I want a.) room service b.) a pony c.) another massage from [livejournal.com profile] synecdochic (OH MY GOD) and d.) more con.txt. I have Coke, [livejournal.com profile] svmadelyn, and what appears to be Family Guy on TV. I do not know if this makes up for it.

[[livejournal.com profile] svmadelyn: I am totally enough.]

Short version of report, which both of us will expand on later: oh my God that was awesome. I did not want to leave. EVER. That was *awesome*. I cannot wait utnil 2010, because this was just amazing fun, and I seriously cannot explain how fantastic the panels were or how great the people were and how hot Fraser is in Due South.

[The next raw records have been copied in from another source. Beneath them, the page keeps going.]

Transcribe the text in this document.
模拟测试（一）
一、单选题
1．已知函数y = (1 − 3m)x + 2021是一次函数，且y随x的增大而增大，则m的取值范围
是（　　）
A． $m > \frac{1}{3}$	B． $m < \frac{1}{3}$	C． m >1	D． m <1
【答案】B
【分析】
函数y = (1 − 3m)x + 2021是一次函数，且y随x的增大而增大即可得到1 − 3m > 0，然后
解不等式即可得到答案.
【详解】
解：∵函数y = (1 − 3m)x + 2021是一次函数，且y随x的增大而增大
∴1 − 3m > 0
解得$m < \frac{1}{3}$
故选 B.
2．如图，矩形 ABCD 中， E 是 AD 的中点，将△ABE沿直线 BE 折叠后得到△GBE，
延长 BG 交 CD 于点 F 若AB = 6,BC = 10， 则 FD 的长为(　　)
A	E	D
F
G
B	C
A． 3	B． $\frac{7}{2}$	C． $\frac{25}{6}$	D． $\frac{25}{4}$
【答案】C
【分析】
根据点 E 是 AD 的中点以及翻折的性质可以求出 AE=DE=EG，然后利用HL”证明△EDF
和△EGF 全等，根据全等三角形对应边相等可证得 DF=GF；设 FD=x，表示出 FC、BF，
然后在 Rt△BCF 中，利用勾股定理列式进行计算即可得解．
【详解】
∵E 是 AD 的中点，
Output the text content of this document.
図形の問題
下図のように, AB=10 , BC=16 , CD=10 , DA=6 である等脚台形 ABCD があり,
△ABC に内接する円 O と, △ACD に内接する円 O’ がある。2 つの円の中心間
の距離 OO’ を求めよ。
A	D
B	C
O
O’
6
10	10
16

...I feel that last part is a worrisome development, but then again, we are trapped in a hotel and [livejournal.com profile] svmadelyn also muttered something about tracking down episodes so what the hell.

Our lives are hard. Yes, I know, other people have it harder, but this is my pain and my pain is great.

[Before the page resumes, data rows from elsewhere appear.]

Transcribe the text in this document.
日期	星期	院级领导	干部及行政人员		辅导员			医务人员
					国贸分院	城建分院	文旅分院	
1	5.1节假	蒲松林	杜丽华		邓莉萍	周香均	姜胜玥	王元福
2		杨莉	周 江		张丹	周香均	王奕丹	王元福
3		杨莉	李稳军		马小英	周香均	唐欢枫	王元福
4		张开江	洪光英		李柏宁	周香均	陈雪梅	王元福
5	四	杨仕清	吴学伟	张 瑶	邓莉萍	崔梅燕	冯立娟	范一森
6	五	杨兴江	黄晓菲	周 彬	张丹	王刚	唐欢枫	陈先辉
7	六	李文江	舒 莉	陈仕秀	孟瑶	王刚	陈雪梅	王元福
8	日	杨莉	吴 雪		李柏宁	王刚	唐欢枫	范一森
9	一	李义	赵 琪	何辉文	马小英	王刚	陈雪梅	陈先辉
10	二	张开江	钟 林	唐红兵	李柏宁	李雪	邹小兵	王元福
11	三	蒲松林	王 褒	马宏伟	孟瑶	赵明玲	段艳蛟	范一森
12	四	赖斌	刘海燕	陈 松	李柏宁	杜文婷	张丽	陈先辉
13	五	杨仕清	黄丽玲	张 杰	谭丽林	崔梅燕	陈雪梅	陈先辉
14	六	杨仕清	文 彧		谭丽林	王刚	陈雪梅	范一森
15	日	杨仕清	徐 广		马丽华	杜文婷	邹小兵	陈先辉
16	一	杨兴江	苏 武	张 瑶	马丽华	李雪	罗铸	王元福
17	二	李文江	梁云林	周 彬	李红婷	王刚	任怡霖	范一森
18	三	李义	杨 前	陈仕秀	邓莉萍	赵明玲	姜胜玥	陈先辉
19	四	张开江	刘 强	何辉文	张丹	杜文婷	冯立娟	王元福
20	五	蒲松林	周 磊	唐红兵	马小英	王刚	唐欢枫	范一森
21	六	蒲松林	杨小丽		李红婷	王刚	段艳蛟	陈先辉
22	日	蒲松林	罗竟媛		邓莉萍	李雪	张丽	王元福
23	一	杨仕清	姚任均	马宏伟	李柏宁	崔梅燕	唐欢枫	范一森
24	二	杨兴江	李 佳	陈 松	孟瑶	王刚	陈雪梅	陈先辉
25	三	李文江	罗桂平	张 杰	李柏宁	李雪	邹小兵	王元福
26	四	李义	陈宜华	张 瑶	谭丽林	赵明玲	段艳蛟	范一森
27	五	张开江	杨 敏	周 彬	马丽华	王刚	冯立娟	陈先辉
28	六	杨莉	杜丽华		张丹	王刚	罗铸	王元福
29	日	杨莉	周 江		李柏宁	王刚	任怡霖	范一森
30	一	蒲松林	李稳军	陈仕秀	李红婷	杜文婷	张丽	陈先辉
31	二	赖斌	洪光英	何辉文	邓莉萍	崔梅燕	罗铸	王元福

Um, to everyone, hi! I will post interestingly later! After I get home. Assuming I ever do. In my life.

....seven o'clock in the morning. Also, I have no luggage. It is in Austin. I have no clean underwear. This cannot end well.

In short: Con.Txt - EVERYONE IN THE UNIVERSE SHOULD GO TO THIS. My thanks to [livejournal.com profile] gblvr for a wonderfully run con and ducks and just everything, as well as the other coordinators who I swear I will thank by name when I get home and the hysteria ceases. (Also, Madelyn is reading this over my shoulder to make sure it's readable. Also, we have wireless. No, we have no room key, the shuttle does not run when we need to get to the hotel, but yes, we have freaking wireless. It was my first question when asking for a room. You see at least the hysteria did not affect my logical thinking skills.)

Yes. Um. See you all soon!
synecdochic: torso of a man wearing jeans, hands bound with belt (Default)

From: [personal profile] synecdochic Date: 2008-06-17 04:13 am (UTC)
Oh, dear. If I were there, I'd totally try to fix your feet and calves again. (Go see someone in Austin when you get home. I repeat: you should be getting massage at least once a month to deal with that, dammit!)